I think within perhaps the next 10 or 20 years the technology will either far surpass what I expect, or will be shut down by politicians.
ryathal@sh.itjust.works 1 year ago
Being able to copy an input is likely possible or will be soon, bur you still need a voice actor to provide input.
Acamon@lemmy.world 1 year ago
I think you’re right that (at least for good quality voice acting) we’ll need an input source, but then it can be adapted to sound like the desired voice. Which will be great for keeping characters sounding the same, or having one person ‘voicing’ a whole team of characters.
But I think good voice acting is hard, and a lot of stuff is very subtle, so I don’t think it’ll be as easy as “the sound designer” records all the voices, unless they are also a good actor. If i read out a Shakespeare monologue and then use AI to make it sound like Patrick Stewart or Christian Bale, that won’t make it sound very good.

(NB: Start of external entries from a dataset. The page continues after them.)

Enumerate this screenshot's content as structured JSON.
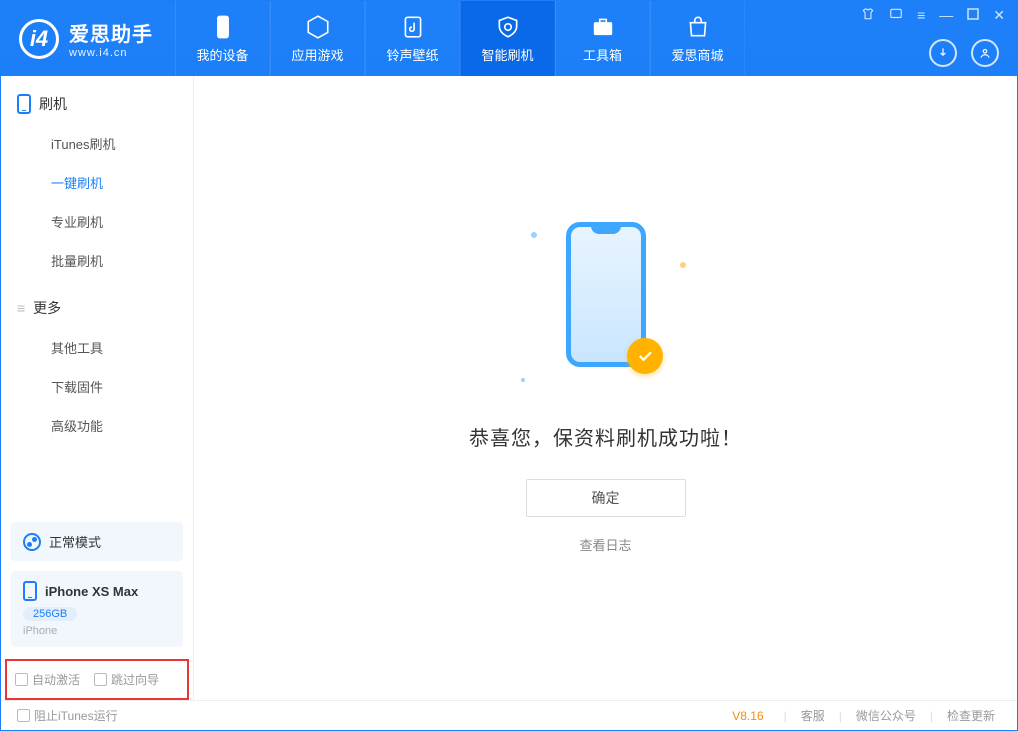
{
  "app": {
    "title": "爱思助手",
    "subtitle": "www.i4.cn"
  },
  "nav": {
    "items": [
      {
        "label": "我的设备"
      },
      {
        "label": "应用游戏"
      },
      {
        "label": "铃声壁纸"
      },
      {
        "label": "智能刷机"
      },
      {
        "label": "工具箱"
      },
      {
        "label": "爱思商城"
      }
    ]
  },
  "sidebar": {
    "section1_title": "刷机",
    "items1": [
      {
        "label": "iTunes刷机"
      },
      {
        "label": "一键刷机"
      },
      {
        "label": "专业刷机"
      },
      {
        "label": "批量刷机"
      }
    ],
    "section2_title": "更多",
    "items2": [
      {
        "label": "其他工具"
      },
      {
        "label": "下载固件"
      },
      {
        "label": "高级功能"
      }
    ],
    "mode_label": "正常模式",
    "device_name": "iPhone XS Max",
    "device_storage": "256GB",
    "device_type": "iPhone",
    "checkbox_auto_activate": "自动激活",
    "checkbox_skip_guide": "跳过向导"
  },
  "main": {
    "success_text": "恭喜您，保资料刷机成功啦！",
    "ok_button": "确定",
    "view_log": "查看日志"
  },
  "footer": {
    "block_itunes": "阻止iTunes运行",
    "version": "V8.16",
    "links": [
      "客服",
      "微信公众号",
      "检查更新"
    ]
  }
}
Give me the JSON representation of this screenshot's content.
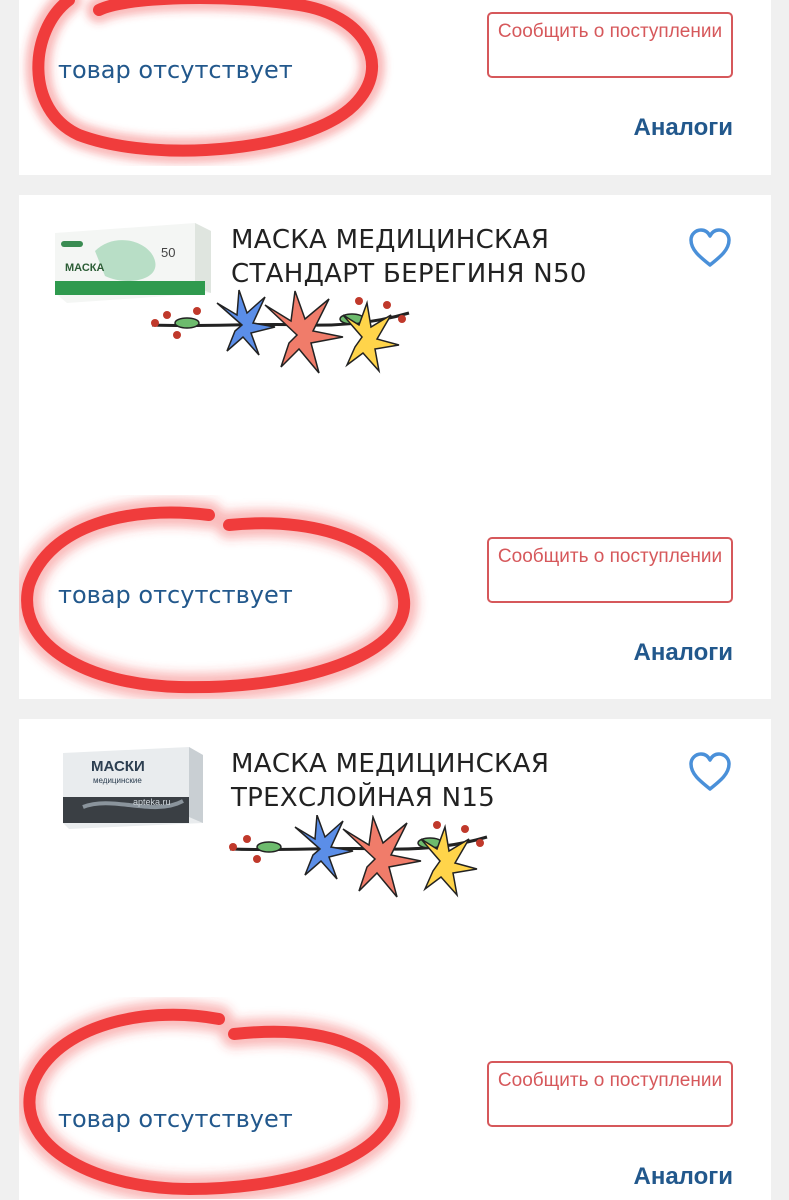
{
  "products": [
    {
      "title": "",
      "status": "товар отсутствует",
      "notify_label": "Сообщить о поступлении",
      "analogs_label": "Аналоги"
    },
    {
      "title": "МАСКА МЕДИЦИНСКАЯ СТАНДАРТ БЕРЕГИНЯ N50",
      "thumb": {
        "box_title": "МАСКА",
        "count": "50"
      },
      "status": "товар отсутствует",
      "notify_label": "Сообщить о поступлении",
      "analogs_label": "Аналоги"
    },
    {
      "title": "МАСКА МЕДИЦИНСКАЯ ТРЕХСЛОЙНАЯ N15",
      "thumb": {
        "box_title": "МАСКИ",
        "box_subtitle": "медицинские",
        "watermark": "apteka.ru"
      },
      "status": "товар отсутствует",
      "notify_label": "Сообщить о поступлении",
      "analogs_label": "Аналоги"
    }
  ],
  "icons": {
    "favorite": "heart-outline-icon"
  },
  "colors": {
    "accent_blue": "#22588c",
    "notify_red": "#d6585b",
    "heart_blue": "#4a90d9",
    "scribble_red": "#f03c3c"
  }
}
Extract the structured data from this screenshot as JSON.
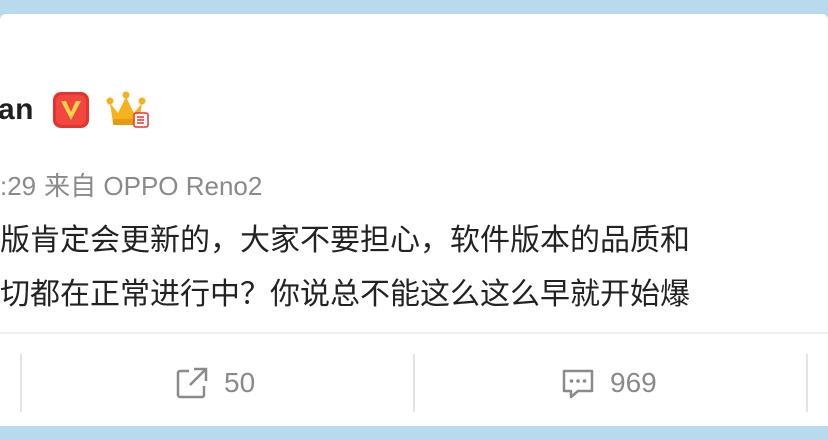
{
  "post": {
    "author_name": "an",
    "meta_time": ":29",
    "meta_source": "来自 OPPO Reno2",
    "content_line1": "版肯定会更新的，大家不要担心，软件版本的品质和",
    "content_line2": "切都在正常进行中？你说总不能这么这么早就开始爆",
    "badges": [
      "verified-v-icon",
      "crown-level-icon"
    ]
  },
  "actions": {
    "repost_count": "50",
    "comment_count": "969"
  },
  "colors": {
    "background": "#b9d9ee",
    "card": "#ffffff",
    "text_primary": "#1f1f1f",
    "text_meta": "#8a8a8a",
    "v_badge": "#e8322d",
    "crown": "#f6b21d"
  }
}
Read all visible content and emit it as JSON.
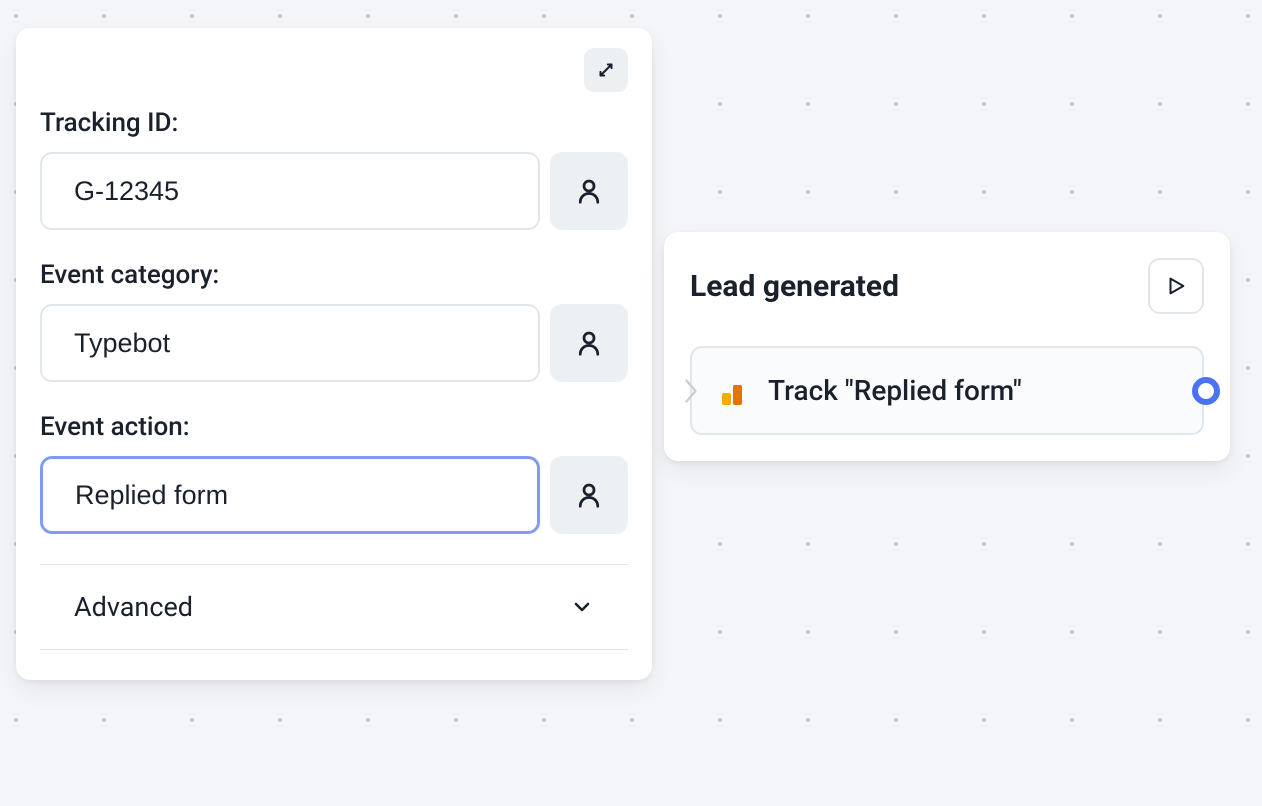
{
  "panel": {
    "fields": {
      "tracking_id": {
        "label": "Tracking ID:",
        "value": "G-12345"
      },
      "event_category": {
        "label": "Event category:",
        "value": "Typebot"
      },
      "event_action": {
        "label": "Event action:",
        "value": "Replied form"
      }
    },
    "advanced_label": "Advanced"
  },
  "node": {
    "title": "Lead generated",
    "track_label": "Track \"Replied form\""
  }
}
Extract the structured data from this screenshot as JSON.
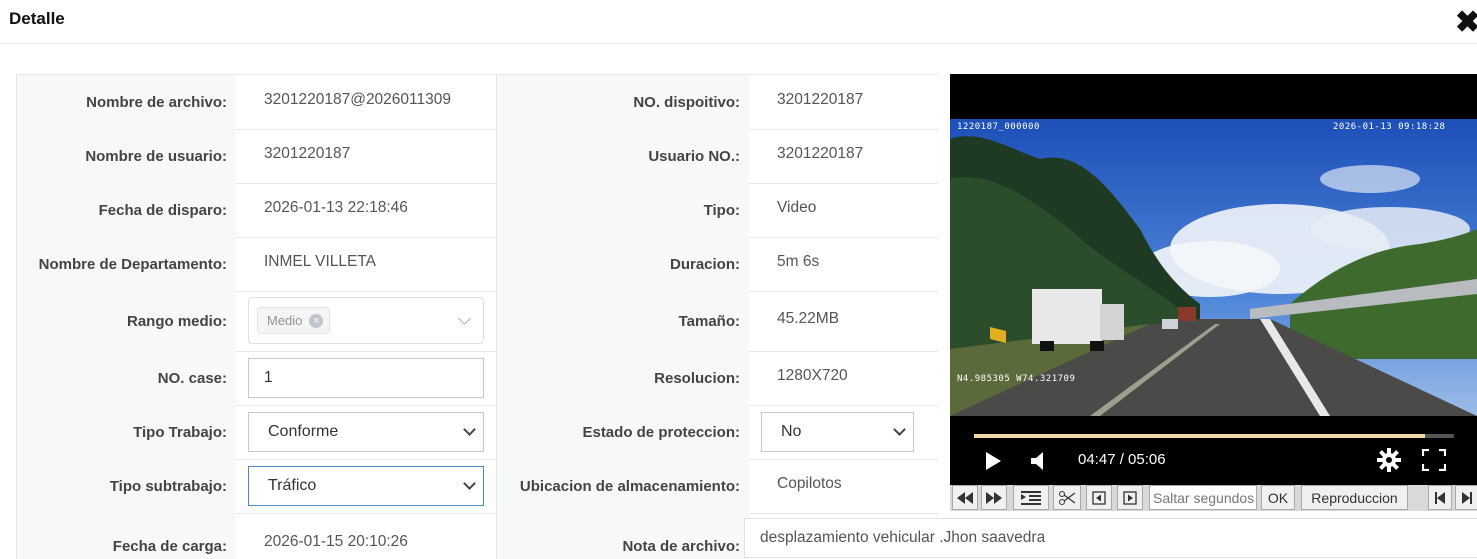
{
  "dialog": {
    "title": "Detalle",
    "close_icon": "close-icon"
  },
  "fields": {
    "nombre_archivo": {
      "label": "Nombre de archivo:",
      "value": "3201220187@2026011309"
    },
    "no_dispositivo": {
      "label": "NO. dispoitivo:",
      "value": "3201220187"
    },
    "nombre_usuario": {
      "label": "Nombre de usuario:",
      "value": "3201220187"
    },
    "usuario_no": {
      "label": "Usuario NO.:",
      "value": "3201220187"
    },
    "fecha_disparo": {
      "label": "Fecha de disparo:",
      "value": "2026-01-13 22:18:46"
    },
    "tipo": {
      "label": "Tipo:",
      "value": "Video"
    },
    "departamento": {
      "label": "Nombre de Departamento:",
      "value": "INMEL VILLETA"
    },
    "duracion": {
      "label": "Duracion:",
      "value": "5m 6s"
    },
    "rango_medio": {
      "label": "Rango medio:",
      "tag": "Medio"
    },
    "tamano": {
      "label": "Tamaño:",
      "value": "45.22MB"
    },
    "no_case": {
      "label": "NO. case:",
      "value": "1"
    },
    "resolucion": {
      "label": "Resolucion:",
      "value": "1280X720"
    },
    "tipo_trabajo": {
      "label": "Tipo Trabajo:",
      "value": "Conforme"
    },
    "estado_proteccion": {
      "label": "Estado de proteccion:",
      "value": "No"
    },
    "tipo_subtrabajo": {
      "label": "Tipo subtrabajo:",
      "value": "Tráfico"
    },
    "ubicacion": {
      "label": "Ubicacion de almacenamiento:",
      "value": "Copilotos"
    },
    "fecha_carga": {
      "label": "Fecha de carga:",
      "value": "2026-01-15 20:10:26"
    },
    "nota": {
      "label": "Nota de archivo:",
      "value": "desplazamiento vehicular .Jhon saavedra"
    }
  },
  "player": {
    "osd_top_left": "1220187_000000",
    "osd_top_right": "2026-01-13 09:18:28",
    "osd_bottom_left": "N4.985305 W74.321709",
    "time": "04:47 / 05:06",
    "progress": 0.94
  },
  "toolbar": {
    "seek_placeholder": "Saltar segundos",
    "ok_label": "OK",
    "playback_label": "Reproduccion"
  },
  "colors": {
    "label_bg": "#f7f8fa",
    "border": "#e6e6e6",
    "progress": "#f0d8a8",
    "focus": "#4a89c8"
  }
}
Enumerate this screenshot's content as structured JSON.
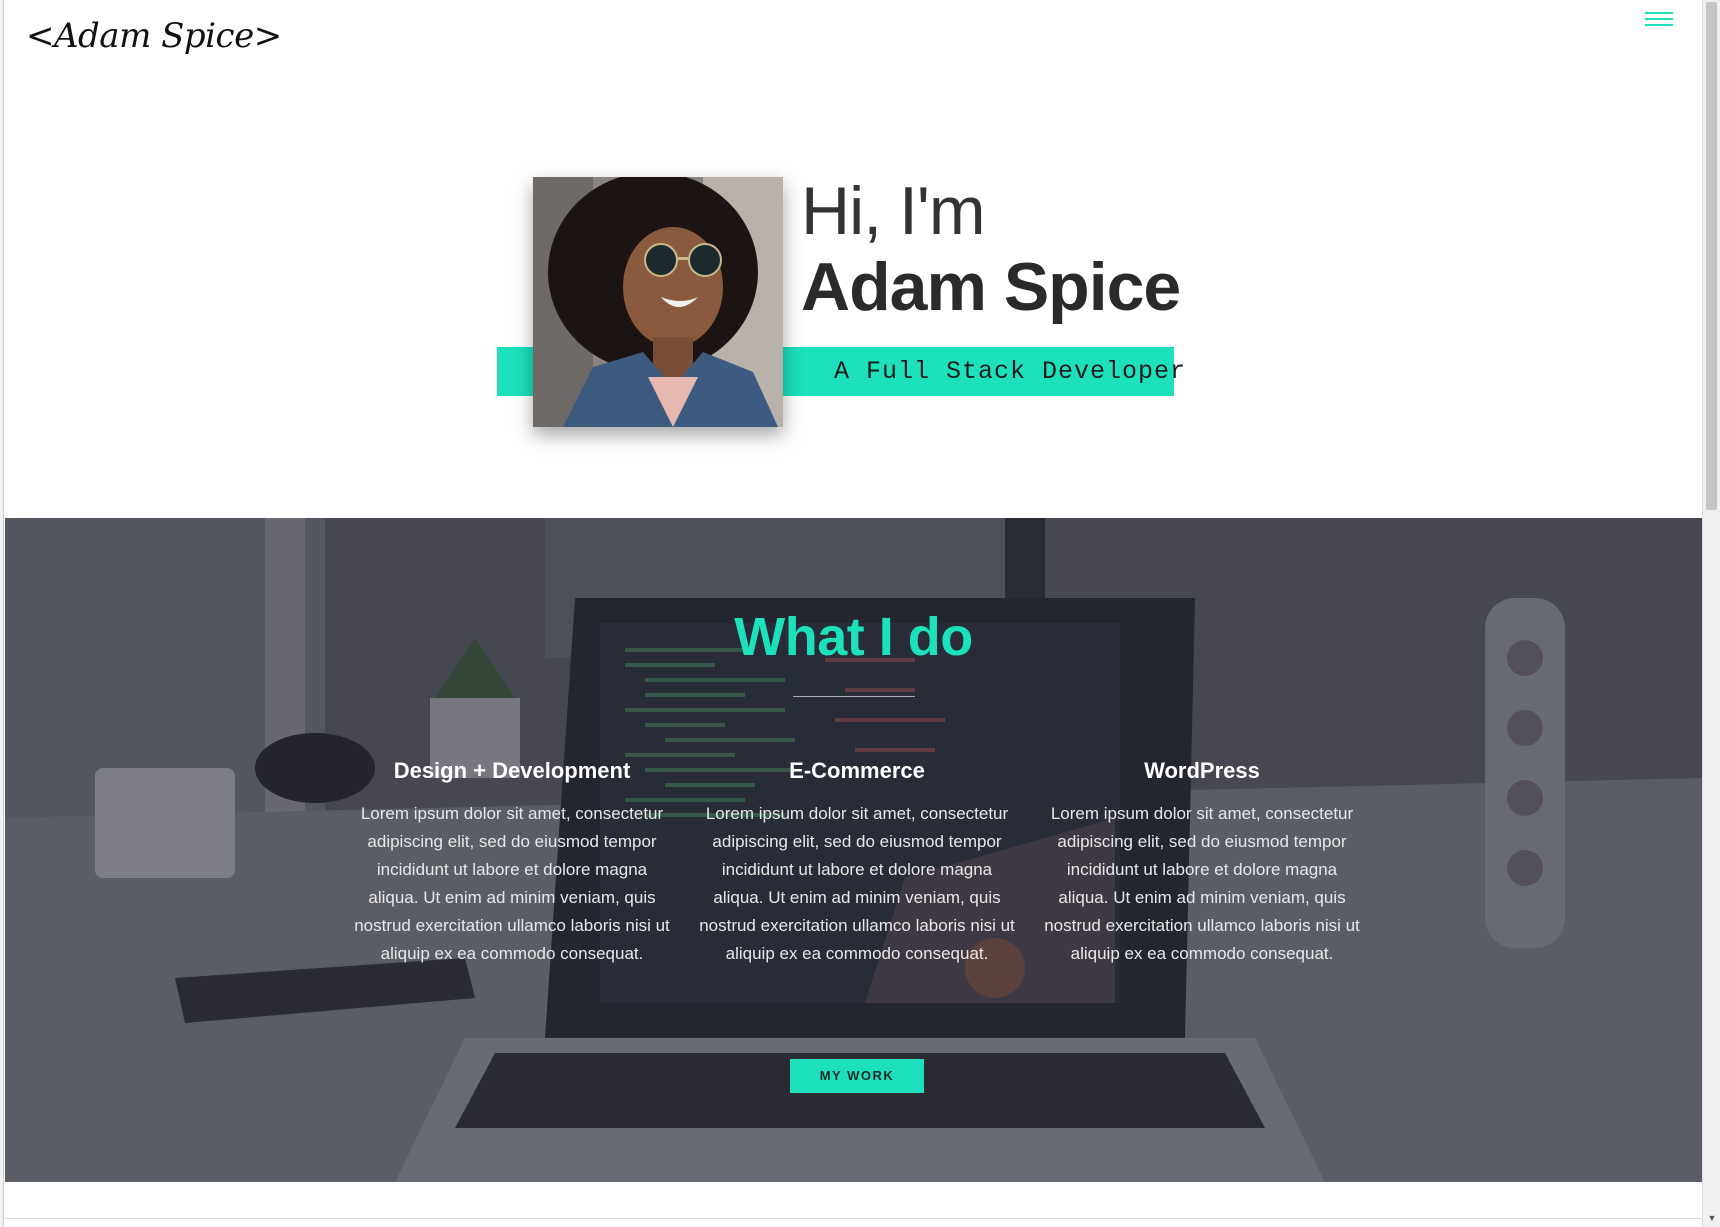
{
  "header": {
    "logo": "<Adam Spice>",
    "menu_icon": "hamburger-icon"
  },
  "hero": {
    "greeting": "Hi, I'm",
    "name": "Adam Spice",
    "tagline": "A Full Stack Developer",
    "portrait_alt": "portrait photo"
  },
  "services": {
    "title": "What I do",
    "items": [
      {
        "title": "Design + Development",
        "text": "Lorem ipsum dolor sit amet, consectetur adipiscing elit, sed do eiusmod tempor incididunt ut labore et dolore magna aliqua. Ut enim ad minim veniam, quis nostrud exercitation ullamco laboris nisi ut aliquip ex ea commodo consequat."
      },
      {
        "title": "E-Commerce",
        "text": "Lorem ipsum dolor sit amet, consectetur adipiscing elit, sed do eiusmod tempor incididunt ut labore et dolore magna aliqua. Ut enim ad minim veniam, quis nostrud exercitation ullamco laboris nisi ut aliquip ex ea commodo consequat."
      },
      {
        "title": "WordPress",
        "text": "Lorem ipsum dolor sit amet, consectetur adipiscing elit, sed do eiusmod tempor incididunt ut labore et dolore magna aliqua. Ut enim ad minim veniam, quis nostrud exercitation ullamco laboris nisi ut aliquip ex ea commodo consequat."
      }
    ],
    "button_label": "MY WORK"
  },
  "colors": {
    "accent": "#1de0bd",
    "text_dark": "#2a2a2a"
  }
}
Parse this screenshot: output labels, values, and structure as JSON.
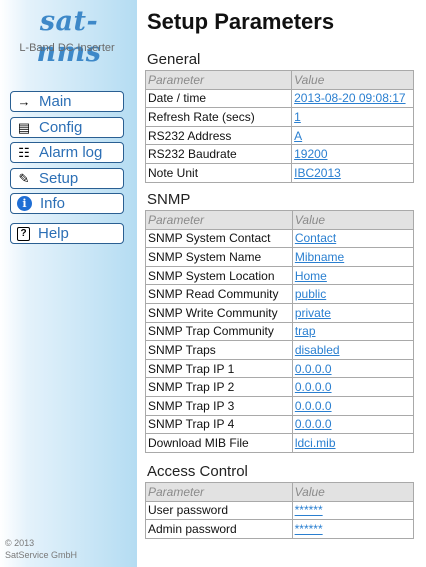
{
  "sidebar": {
    "logo": "sat-nms",
    "subtitle": "L-Band DC-Inserter",
    "nav": [
      {
        "label": "Main",
        "icon": "arrow-right-icon",
        "glyph": "→"
      },
      {
        "label": "Config",
        "icon": "config-device-icon",
        "glyph": "▤"
      },
      {
        "label": "Alarm log",
        "icon": "alarm-log-icon",
        "glyph": "☷"
      },
      {
        "label": "Setup",
        "icon": "wrench-icon",
        "glyph": "✎"
      },
      {
        "label": "Info",
        "icon": "info-icon",
        "glyph": "i"
      },
      {
        "label": "Help",
        "icon": "help-icon",
        "glyph": "?"
      }
    ],
    "footer_line1": "© 2013",
    "footer_line2": "SatService GmbH"
  },
  "page": {
    "title": "Setup Parameters",
    "col_param": "Parameter",
    "col_value": "Value"
  },
  "sections": {
    "general": {
      "title": "General",
      "rows": [
        {
          "param": "Date / time",
          "value": "2013-08-20 09:08:17"
        },
        {
          "param": "Refresh Rate (secs)",
          "value": "1"
        },
        {
          "param": "RS232 Address",
          "value": "A"
        },
        {
          "param": "RS232 Baudrate",
          "value": "19200"
        },
        {
          "param": "Note Unit",
          "value": "IBC2013"
        }
      ]
    },
    "snmp": {
      "title": "SNMP",
      "rows": [
        {
          "param": "SNMP System Contact",
          "value": "Contact"
        },
        {
          "param": "SNMP System Name",
          "value": "Mibname"
        },
        {
          "param": "SNMP System Location",
          "value": "Home"
        },
        {
          "param": "SNMP Read Community",
          "value": "public"
        },
        {
          "param": "SNMP Write Community",
          "value": "private"
        },
        {
          "param": "SNMP Trap Community",
          "value": "trap"
        },
        {
          "param": "SNMP Traps",
          "value": "disabled"
        },
        {
          "param": "SNMP Trap IP 1",
          "value": "0.0.0.0"
        },
        {
          "param": "SNMP Trap IP 2",
          "value": "0.0.0.0"
        },
        {
          "param": "SNMP Trap IP 3",
          "value": "0.0.0.0"
        },
        {
          "param": "SNMP Trap IP 4",
          "value": "0.0.0.0"
        },
        {
          "param": "Download MIB File",
          "value": "ldci.mib"
        }
      ]
    },
    "access": {
      "title": "Access Control",
      "rows": [
        {
          "param": "User password",
          "value": "******"
        },
        {
          "param": "Admin password",
          "value": "******"
        }
      ]
    }
  },
  "colors": {
    "link": "#2a7fd0",
    "logo": "#3d88c8",
    "header_bg": "#e2e2e2"
  }
}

Because I won’t emote and pace the text in the way that they would.
But for simpler stuff (narrating a nonfiction book) or stuff where the quality doesn’t matter that much (lots of cheaper voice acting on shows and games doesn’t seem like it would be hard to replace with an AI) the tech will be amazing.
But we’re so tuned into human communication and voice, that I think it a lot of it will be passable but underwhelmingly mediocre for a long time. Even Carrie Fishers lines in the last Star Wars movie sounded flat and fake, even though they were actually delivered by her, because they were used out of context, so the timing and emphasis and pace all sounded off.